There’s a new sheriff in town.
OK, not so much a new sheriff as a new president of Penn State’s board of trustees. But still.
On Friday, the trustees voted unanimously in their meeting at Penn State Wilkes-Barre to hand over the reins to a new leader. That man is Ira Lubert.
The most remarkable aspect of this is less that a new person took over than it is that no one in the room had a bad thing to say.
The issue was set up to be contentious. Lubert was a member of the board before. In fact, he was a member during the legal subcommittee that negotiated settlements with claimants in the Jerry Sandusky child sex abuse scandal — the same settlements that have the university in court with its liability insurer over the payments.

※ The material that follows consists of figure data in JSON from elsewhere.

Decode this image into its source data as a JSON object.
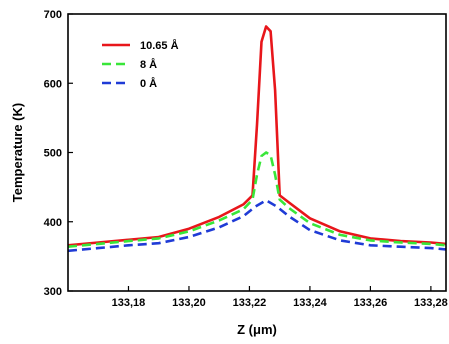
{
  "chart_data": {
    "type": "line",
    "xlabel": "Z (μm)",
    "ylabel": "Temperature (K)",
    "xlim": [
      133.16,
      133.285
    ],
    "ylim": [
      300,
      700
    ],
    "xticks": [
      133.18,
      133.2,
      133.22,
      133.24,
      133.26,
      133.28
    ],
    "xtick_labels": [
      "133,18",
      "133,20",
      "133,22",
      "133,24",
      "133,26",
      "133,28"
    ],
    "yticks": [
      300,
      400,
      500,
      600,
      700
    ],
    "ytick_labels": [
      "300",
      "400",
      "500",
      "600",
      "700"
    ],
    "legend_position": "top-left",
    "series": [
      {
        "name": "10.65 Å",
        "color": "#e8161b",
        "style": "solid",
        "x": [
          133.16,
          133.17,
          133.18,
          133.19,
          133.2,
          133.21,
          133.218,
          133.221,
          133.2225,
          133.224,
          133.2255,
          133.227,
          133.2285,
          133.23,
          133.233,
          133.24,
          133.25,
          133.26,
          133.27,
          133.28,
          133.285
        ],
        "y": [
          366,
          370,
          374,
          378,
          390,
          407,
          425,
          438,
          540,
          660,
          682,
          675,
          590,
          438,
          428,
          405,
          386,
          376,
          372,
          370,
          368
        ]
      },
      {
        "name": "8 Å",
        "color": "#39e639",
        "style": "dashed",
        "x": [
          133.16,
          133.17,
          133.18,
          133.19,
          133.2,
          133.21,
          133.218,
          133.221,
          133.2225,
          133.224,
          133.2255,
          133.227,
          133.2285,
          133.23,
          133.233,
          133.24,
          133.25,
          133.26,
          133.27,
          133.28,
          133.285
        ],
        "y": [
          364,
          368,
          372,
          376,
          386,
          402,
          418,
          432,
          468,
          495,
          500,
          496,
          468,
          432,
          420,
          398,
          381,
          373,
          370,
          368,
          366
        ]
      },
      {
        "name": "0 Å",
        "color": "#1f3bd6",
        "style": "dashed",
        "x": [
          133.16,
          133.17,
          133.18,
          133.19,
          133.2,
          133.21,
          133.218,
          133.222,
          133.2255,
          133.229,
          133.233,
          133.24,
          133.25,
          133.26,
          133.27,
          133.28,
          133.285
        ],
        "y": [
          358,
          362,
          366,
          369,
          378,
          392,
          408,
          422,
          431,
          422,
          408,
          388,
          373,
          366,
          364,
          362,
          360
        ]
      }
    ]
  }
}
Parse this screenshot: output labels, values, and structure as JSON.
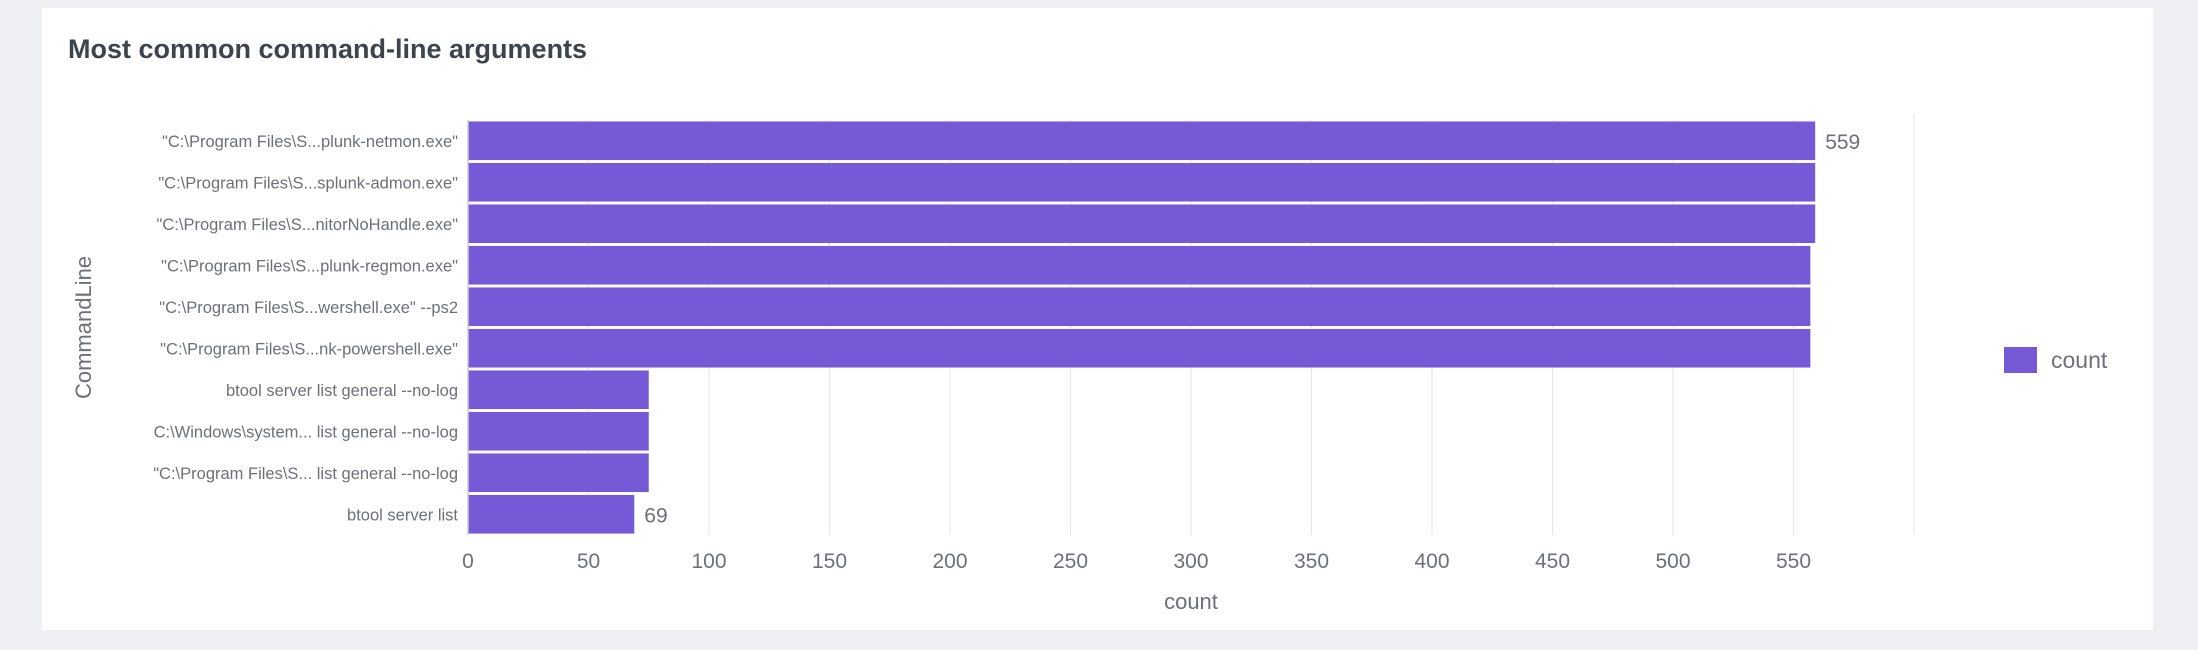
{
  "panel": {
    "title": "Most common command-line arguments"
  },
  "colors": {
    "bar": "#7559d6",
    "grid": "#e4e6ea",
    "axis": "#c8ccd2",
    "text": "#6b7179",
    "label": "#3c444d"
  },
  "chart_data": {
    "type": "bar",
    "orientation": "horizontal",
    "title": "Most common command-line arguments",
    "xlabel": "count",
    "ylabel": "CommandLine",
    "xlim": [
      0,
      600
    ],
    "x_ticks": [
      0,
      50,
      100,
      150,
      200,
      250,
      300,
      350,
      400,
      450,
      500,
      550
    ],
    "grid": true,
    "legend": {
      "position": "right",
      "entries": [
        "count"
      ]
    },
    "categories": [
      "\"C:\\Program Files\\S...plunk-netmon.exe\"",
      "\"C:\\Program Files\\S...splunk-admon.exe\"",
      "\"C:\\Program Files\\S...nitorNoHandle.exe\"",
      "\"C:\\Program Files\\S...plunk-regmon.exe\"",
      "\"C:\\Program Files\\S...wershell.exe\" --ps2",
      "\"C:\\Program Files\\S...nk-powershell.exe\"",
      "btool server list general --no-log",
      "C:\\Windows\\system... list general --no-log",
      "\"C:\\Program Files\\S... list general --no-log",
      "btool server list"
    ],
    "series": [
      {
        "name": "count",
        "values": [
          559,
          559,
          559,
          557,
          557,
          557,
          75,
          75,
          75,
          69
        ]
      }
    ],
    "data_labels": [
      {
        "index": 0,
        "text": "559"
      },
      {
        "index": 9,
        "text": "69"
      }
    ]
  }
}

In the lead up to the vote, Penn Staters for Responsible Stewardship — a vehement grassroots group that has acted as watchdog of the board in the wake of the scandal — issued a statement decrying Lubert as a poor choice, claiming a conflict of interest because of past associations with The Second Mile, Sandusky’s charity.
However, Lubert insisted reports he served on the charity’s board were incorrect, though he did admit to making donations.
It was not a surprise when outgoing chair Keith Masser praised Lubert.
“Ira is a tireless advocate for PS students and faculty,” he said when he nominated his successor.
The second came from an unexpected quarter. Robert Capretto was the PS4RS choice for a president instead of Lubert.
And then there was alumni-elected trustee Anthony Lubrano’s comments. He spoke of “real leadership” by Lubert in the morning’s executive session.
But any real division came on the vote for vice president.
Mark Dambly, a business and industry trustee, was noted as the likely candidate. He was nominated by former VP Kathleen Casey, but he was the second name put forward.
The first was gubernatorial appointee Allison Goldstein, a graduate student in higher education. She was nominated by student trustee Luke Metaxas.
His reason was healing a board often sharply divided between old-guard and alumni-elected.
“Ali is the best candidate to unify this board,” Metaxas said, asking his fellow trustees to send a “powerful message that this board is fully committed to shared governance.”
Goldstein has shown more flexibility than some of the other board members when it comes to discussing an issue important to the alumni-elected trustees. She has also been a voice for calm and reflection, proposing a board self-assessment that turned into this January’s board retreat.
The vote was close. Dambly got 20 votes. Goldstein got 14, five more than the number of alumni-elected trustees, showing appeal with a center ground.
The question is now what happens next. The board meets again in September, with all new officers in place, including at-large members of the executive committee Don Cotner and Al Lord.
“Only true leadership leads to real change,” Lubrano said. “We look forward to your leadership.”